GRANDEZZA DELLA NATURA

Cosa significò l'arrivo della radio nelle famiglie meridionali?
Si accendeva la radio e l'occhio magico progrediva in luminosità gradualmente, arrivavano le notizie da tutto il mondo, le radiocronache di Nicolò Carosio, l'arrivo del Giro d'Italia con Coppi, Bartali e Magni. Ed ancora, l'orchestra Angelini con Nilla Pizzi, Carla Boni, Gino Latilla, Achille Togliani, Flo Sandos, il Festival di Sanremo: un mondo che apriva alla fantasia, al senso critico e ai sentimenti.

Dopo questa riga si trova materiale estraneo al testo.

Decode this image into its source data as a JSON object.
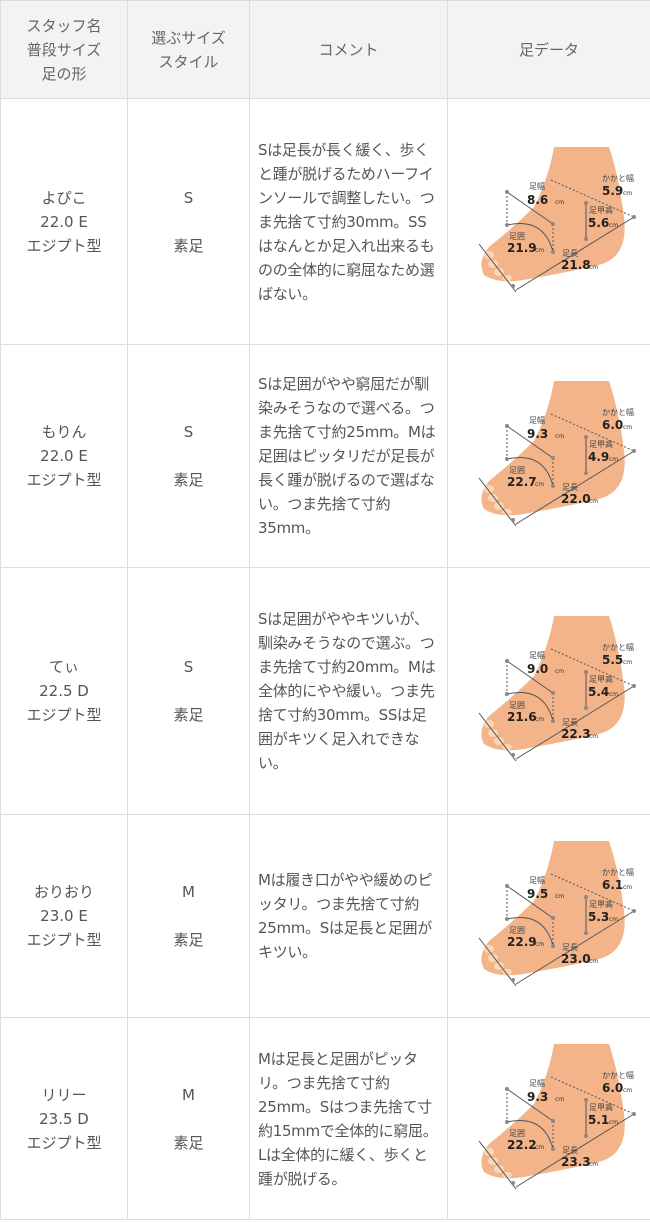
{
  "header": {
    "col1": [
      "スタッフ名",
      "普段サイズ",
      "足の形"
    ],
    "col2": [
      "選ぶサイズ",
      "スタイル"
    ],
    "col3": "コメント",
    "col4": "足データ"
  },
  "labels": {
    "width": "足幅",
    "heel": "かかと幅",
    "instep": "足甲高",
    "girth": "足囲",
    "length": "足長",
    "unit": "cm"
  },
  "rows": [
    {
      "name": "よぴこ",
      "size": "22.0 E",
      "shape": "エジプト型",
      "choice": "S",
      "style": "素足",
      "comment": "Sは足長が長く緩く、歩くと踵が脱げるためハーフインソールで調整したい。つま先捨て寸約30mm。SSはなんとか足入れ出来るものの全体的に窮屈なため選ばない。",
      "foot": {
        "width": "8.6",
        "heel": "5.9",
        "instep": "5.6",
        "girth": "21.9",
        "length": "21.8"
      }
    },
    {
      "name": "もりん",
      "size": "22.0 E",
      "shape": "エジプト型",
      "choice": "S",
      "style": "素足",
      "comment": "Sは足囲がやや窮屈だが馴染みそうなので選べる。つま先捨て寸約25mm。Mは足囲はピッタリだが足長が長く踵が脱げるので選ばない。つま先捨て寸約35mm。",
      "foot": {
        "width": "9.3",
        "heel": "6.0",
        "instep": "4.9",
        "girth": "22.7",
        "length": "22.0"
      }
    },
    {
      "name": "てぃ",
      "size": "22.5 D",
      "shape": "エジプト型",
      "choice": "S",
      "style": "素足",
      "comment": "Sは足囲がややキツいが、馴染みそうなので選ぶ。つま先捨て寸約20mm。Mは全体的にやや緩い。つま先捨て寸約30mm。SSは足囲がキツく足入れできない。",
      "foot": {
        "width": "9.0",
        "heel": "5.5",
        "instep": "5.4",
        "girth": "21.6",
        "length": "22.3"
      }
    },
    {
      "name": "おりおり",
      "size": "23.0 E",
      "shape": "エジプト型",
      "choice": "M",
      "style": "素足",
      "comment": "Mは履き口がやや緩めのピッタリ。つま先捨て寸約25mm。Sは足長と足囲がキツい。",
      "foot": {
        "width": "9.5",
        "heel": "6.1",
        "instep": "5.3",
        "girth": "22.9",
        "length": "23.0"
      }
    },
    {
      "name": "リリー",
      "size": "23.5 D",
      "shape": "エジプト型",
      "choice": "M",
      "style": "素足",
      "comment": "Mは足長と足囲がピッタリ。つま先捨て寸約25mm。Sはつま先捨て寸約15mmで全体的に窮屈。Lは全体的に緩く、歩くと踵が脱げる。",
      "foot": {
        "width": "9.3",
        "heel": "6.0",
        "instep": "5.1",
        "girth": "22.2",
        "length": "23.3"
      }
    }
  ]
}
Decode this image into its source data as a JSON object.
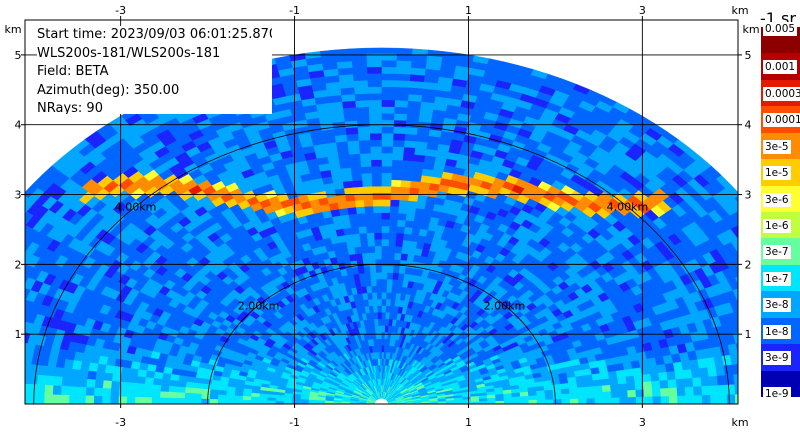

La tua esperienza con il cinematografo?
Le locandine, le "plange", i cartelloni esposti sui muri della Piazza principale: rimasi attratto da John Wayne, aitante, al galoppo su un cavallo nero con il quale inseguiva gli Apaches in fuga. Fui pervaso da un senso dell'avventura, del coraggio che mi aiutava ad affrontare i problemi gravi della vita.

Quale sentimento provi se ti concentri sulla grandezza della natura, del mondo?
Mi sento estremamente piccolo, penso alle innumerevoli vite che popolano il mondo, ne traggo un'importanza minuscola, infinitesimale della mia esistenza.